Keys to Success: “Make sure it is easy to do business with you. Be on top of your tasks and don't take your clients for granted. No matter how simple or complex, I still get nervous before events and go through my list four times. Also, be open to anything but say no if it's not a good fit. It can be hard to say no, especially in this economy, but you have to follow your gut.”

On Being Your Own Boss: “I'm free to make my own decisions and I have control over my calendar. I can pick and choose the work I enjoy doing. I've gained so much confidence. The biggest reward has been building my personal and professional brand.”

Kelly F. Stratton

LEFT THIS JOB: Director, Meeting & Event Services, NCR

TO START THIS JOB: General Manager/Co-owner, Paragon Events, Bahamas, 2001; followed by President, Stratton Meeting & Event Services, Fort Lauderdale, Fla., 2004

Client Types: Association, yacht manufacturer, financial services and insurance companies

Project Types: Planning an annual exposition with 125-plus exhibitors; producing a 1,200-person customer event; providing emergency medical and evacuation travel insurance coverage for groups

Why I Made the Switch: “Making the leap to the Bahamas in 2001 to join Paragon Events was a result of an intense desire to ‘shake it up’ and do something entirely different. Starting and managing a destination management company in the Bahamas met that goal! I thought that I was leaving the corporate world, but really it was just a smaller version of corporate (with smaller budgets). Finally, when I realized that I no longer wanted to worry about pleasing everyone above and below me, I decided to fly solo. The only people I have to please at this point are my clients and myself.”
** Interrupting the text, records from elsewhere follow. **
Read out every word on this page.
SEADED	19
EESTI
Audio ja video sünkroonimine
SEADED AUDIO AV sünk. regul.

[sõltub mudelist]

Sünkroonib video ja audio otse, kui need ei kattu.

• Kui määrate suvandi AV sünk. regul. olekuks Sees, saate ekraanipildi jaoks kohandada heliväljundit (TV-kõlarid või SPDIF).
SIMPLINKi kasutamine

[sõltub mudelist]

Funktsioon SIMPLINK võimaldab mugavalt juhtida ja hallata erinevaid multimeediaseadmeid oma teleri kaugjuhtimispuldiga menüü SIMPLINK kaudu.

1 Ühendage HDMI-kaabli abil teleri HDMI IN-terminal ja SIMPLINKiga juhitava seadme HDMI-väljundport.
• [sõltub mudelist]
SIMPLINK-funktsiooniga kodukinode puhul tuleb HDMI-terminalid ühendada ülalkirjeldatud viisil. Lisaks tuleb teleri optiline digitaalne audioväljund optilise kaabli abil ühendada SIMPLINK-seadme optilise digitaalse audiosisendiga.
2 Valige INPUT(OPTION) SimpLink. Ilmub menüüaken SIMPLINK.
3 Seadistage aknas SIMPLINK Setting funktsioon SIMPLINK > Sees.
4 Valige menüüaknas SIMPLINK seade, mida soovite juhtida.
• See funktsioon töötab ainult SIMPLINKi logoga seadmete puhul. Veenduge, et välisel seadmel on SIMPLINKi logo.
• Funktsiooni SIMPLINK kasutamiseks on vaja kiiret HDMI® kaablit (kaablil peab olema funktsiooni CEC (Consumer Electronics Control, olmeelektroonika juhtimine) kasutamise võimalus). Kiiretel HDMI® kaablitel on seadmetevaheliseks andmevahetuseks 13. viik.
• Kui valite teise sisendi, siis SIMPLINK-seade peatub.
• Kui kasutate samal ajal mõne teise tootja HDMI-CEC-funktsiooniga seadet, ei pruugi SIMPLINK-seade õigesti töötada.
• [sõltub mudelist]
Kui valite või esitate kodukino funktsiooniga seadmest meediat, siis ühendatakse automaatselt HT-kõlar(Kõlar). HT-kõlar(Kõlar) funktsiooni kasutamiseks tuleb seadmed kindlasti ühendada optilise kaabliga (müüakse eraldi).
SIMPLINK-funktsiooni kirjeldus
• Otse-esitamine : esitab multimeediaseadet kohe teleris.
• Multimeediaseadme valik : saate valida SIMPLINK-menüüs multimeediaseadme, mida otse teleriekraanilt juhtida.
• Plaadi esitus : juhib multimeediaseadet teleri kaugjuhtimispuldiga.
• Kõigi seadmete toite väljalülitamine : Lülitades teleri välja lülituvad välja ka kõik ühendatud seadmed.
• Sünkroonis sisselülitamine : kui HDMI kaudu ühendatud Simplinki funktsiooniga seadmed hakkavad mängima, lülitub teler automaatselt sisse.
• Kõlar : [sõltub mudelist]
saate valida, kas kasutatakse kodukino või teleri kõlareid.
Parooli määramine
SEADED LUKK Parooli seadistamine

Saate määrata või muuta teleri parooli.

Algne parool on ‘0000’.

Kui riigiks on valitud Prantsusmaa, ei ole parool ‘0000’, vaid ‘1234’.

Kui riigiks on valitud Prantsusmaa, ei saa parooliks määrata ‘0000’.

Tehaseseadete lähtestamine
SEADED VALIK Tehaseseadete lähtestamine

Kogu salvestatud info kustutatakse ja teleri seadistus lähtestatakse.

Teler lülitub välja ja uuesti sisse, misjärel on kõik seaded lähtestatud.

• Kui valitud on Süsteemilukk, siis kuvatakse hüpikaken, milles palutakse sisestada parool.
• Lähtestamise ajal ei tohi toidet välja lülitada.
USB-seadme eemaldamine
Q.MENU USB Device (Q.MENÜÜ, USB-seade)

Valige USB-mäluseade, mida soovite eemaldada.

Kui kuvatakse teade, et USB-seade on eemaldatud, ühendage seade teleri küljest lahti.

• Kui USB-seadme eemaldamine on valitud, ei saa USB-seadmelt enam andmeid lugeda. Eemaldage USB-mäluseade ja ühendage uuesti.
Big Surprise: “This is the good news/bad news part. The biggest surprise is when you first realize that you are no longer a part of a big organization that is credible and recognizable and has huge budgets! Unless you jump with a client in your pocket, you really do have to start from the bottom all over again. I also realized that it felt much different being a ‘supplier’ rather than a ‘client.’ Actually, it took quite a while to reprogram how to interact at The Motivation Show and other industry gatherings not as a planner of a large corporation but as an owner of a small business.”

Facing Challenges: “Creating a product or service that stood apart from what felt like a million others doing the same thing was the first challenge. But you need to take the time to do the startup work. Someone gave me a marketing workbook that forced me to define my mission, strategy, products, sales goals, audience, etc. I spent a lot of time on this until I was comfortable saying what my company does in 30 seconds or less. Sounds easy but it's not. I also spent months on my logo, stationary, and Web site. It was a serious investment of time and money but it has served me well.”

Staying Connected: “Thanks to the Internet, I actually feel more connected now than when I worked 60 hours a week in my corporate jobs! And I'm making it a priority to get connected. Thanks to social networking sites, it's easier than ever to keep up with peers and clients. I've also begun presenting to meeting planning audiences, which helps me build relationships.”

On Being Your Own Boss: “The reason that I keep doing this is the freedom: the freedom to work my own hours, to be creative, and to know who is accountable when things go right and when things go wrong.”

You've Been Laid Off: Now What?

It's common to feel blindsided and overwhelmed, says Sue Lidstrom, director of sales for the Hyatt Place Hotel in downtown Madison, Wis. Here is Lidstrom's post-layoff to-do list, a version of which originally appeared in Agenda, a publication of the Wisconsin chapter of Meeting Professionals International.

  • File for unemployment right away.
  • Assess your financial situation.
  • Don't feel ashamed; it's not about you!
  • Make a home office to stay organized.
  • Think about your career history: Do you need a change?
  • Leave on good terms — there's always a chance for rehire.
  • Practice your interview skills.
  • Consider consulting or temp work.
  • Save your receipts: Everything you pay for related to your job search is tax deductible.
  • Consult your tax adviser, and if you don't have one, get one!